Klimatyzacja jesienią – włączać czy nie?

To nie prawda, że wraz z końcem lata trzeba zapomnieć o korzystaniu z klimatyzacji. Mechanicy tłumaczą, że by układ klimatyzacji zachował sprawność, musi być wykorzystywany przez cały rok. Dlatego nawet jeśli kierowca nie odczuwa takiej potrzeby, powinien uruchamiać klimatyzację co najmniej kilka razy w miesiącu, za każdym razem co najmniej po kilkanaście minut. W systemie klimatyzacyjnym wraz z czynnikiem chłodzącym krąży olej, który ma za zadanie smarować układ, a także posiada właściwości konserwujące i uszczelniające. Jeśli klimatyzacja nie będzie używana przez kilka miesięcy, wiosną może nie zadziałać prawidłowo.
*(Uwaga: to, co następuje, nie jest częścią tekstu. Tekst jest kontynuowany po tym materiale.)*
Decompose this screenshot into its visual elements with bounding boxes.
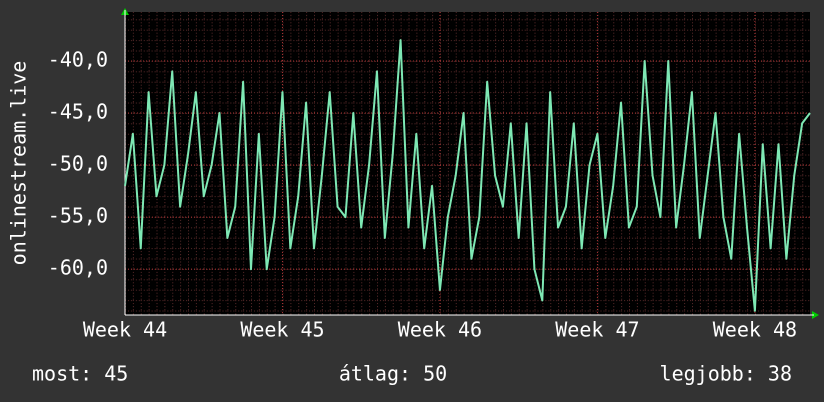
footer-average: átlag: 50 bbox=[339, 362, 447, 386]
y-tick-label: -45,0 bbox=[48, 100, 108, 124]
x-tick-label: Week 47 bbox=[555, 318, 639, 342]
y-axis-label: onlinestream.live bbox=[7, 61, 31, 266]
axis-arrow bbox=[812, 311, 819, 319]
y-tick-label: -60,0 bbox=[48, 256, 108, 280]
x-tick-label: Week 44 bbox=[83, 318, 167, 342]
data-line bbox=[124, 39, 811, 312]
footer-current: most: 45 bbox=[32, 362, 128, 386]
footer-best: legjobb: 38 bbox=[660, 362, 792, 386]
x-tick-label: Week 48 bbox=[713, 318, 797, 342]
y-tick-label: -55,0 bbox=[48, 204, 108, 228]
y-tick-label: -50,0 bbox=[48, 152, 108, 176]
x-tick-label: Week 45 bbox=[240, 318, 324, 342]
x-tick-label: Week 46 bbox=[398, 318, 482, 342]
y-tick-label: -40,0 bbox=[48, 47, 108, 71]
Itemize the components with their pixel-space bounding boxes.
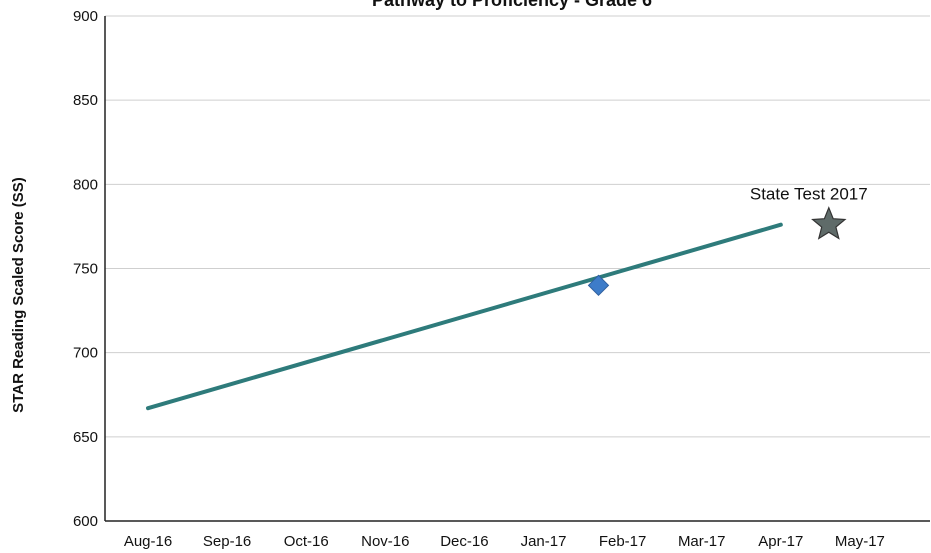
star-marker bbox=[811, 206, 847, 240]
x-tick-label: Mar-17 bbox=[678, 533, 726, 550]
x-tick-label: Feb-17 bbox=[599, 533, 647, 550]
x-tick-label: Aug-16 bbox=[124, 533, 172, 550]
diamond-marker bbox=[587, 274, 610, 297]
x-tick-label: Sep-16 bbox=[203, 533, 251, 550]
x-tick-label: Oct-16 bbox=[284, 533, 329, 550]
x-tick-label: Apr-17 bbox=[758, 533, 803, 550]
y-tick-label: 750 bbox=[73, 261, 98, 278]
y-tick-label: 600 bbox=[73, 513, 98, 530]
y-tick-label: 700 bbox=[73, 345, 98, 362]
y-tick-label: 650 bbox=[73, 429, 98, 446]
y-tick-label: 800 bbox=[73, 176, 98, 193]
series-lines bbox=[146, 222, 783, 411]
y-axis-label: STAR Reading Scaled Score (SS) bbox=[10, 177, 27, 413]
annotation-label: State Test 2017 bbox=[750, 185, 868, 204]
y-tick-label: 900 bbox=[73, 8, 98, 25]
series-line bbox=[146, 222, 783, 411]
grid-lines bbox=[105, 15, 930, 438]
chart-title: Pathway to Proficiency - Grade 6 bbox=[372, 0, 652, 10]
y-tick-label: 850 bbox=[73, 92, 98, 109]
markers: State Test 2017 bbox=[587, 185, 868, 297]
y-tick-labels: 600 650 700 750 800 850 900 bbox=[73, 8, 98, 530]
x-tick-labels: Aug-16 Sep-16 Oct-16 Nov-16 Dec-16 Jan-17 Feb-… bbox=[124, 533, 885, 550]
x-tick-label: Jan-17 bbox=[521, 533, 567, 550]
x-tick-label: May-17 bbox=[835, 533, 885, 550]
x-tick-label: Dec-16 bbox=[440, 533, 488, 550]
x-tick-label: Nov-16 bbox=[361, 533, 409, 550]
Brak smarowania może spowodować uszkodzenie kompresora, co stanowi częsty powód awarii układu, gdy klimatyzacja nie jest używana zimą.

Reklama

Korzystanie z klimatyzacji jesienią ma jeszcze jedną ważną zaletę: umożliwia osuszenie powietrza w samochodzie, co między innymi redukuje parowanie szyb, co jest szczególnie uciążliwe o poranku, gdy wsiadamy do auta stojącego przez całą noc pod gołym niebem. Osuszone szyby zwiększają komfort i bezpieczeństwo jazdy.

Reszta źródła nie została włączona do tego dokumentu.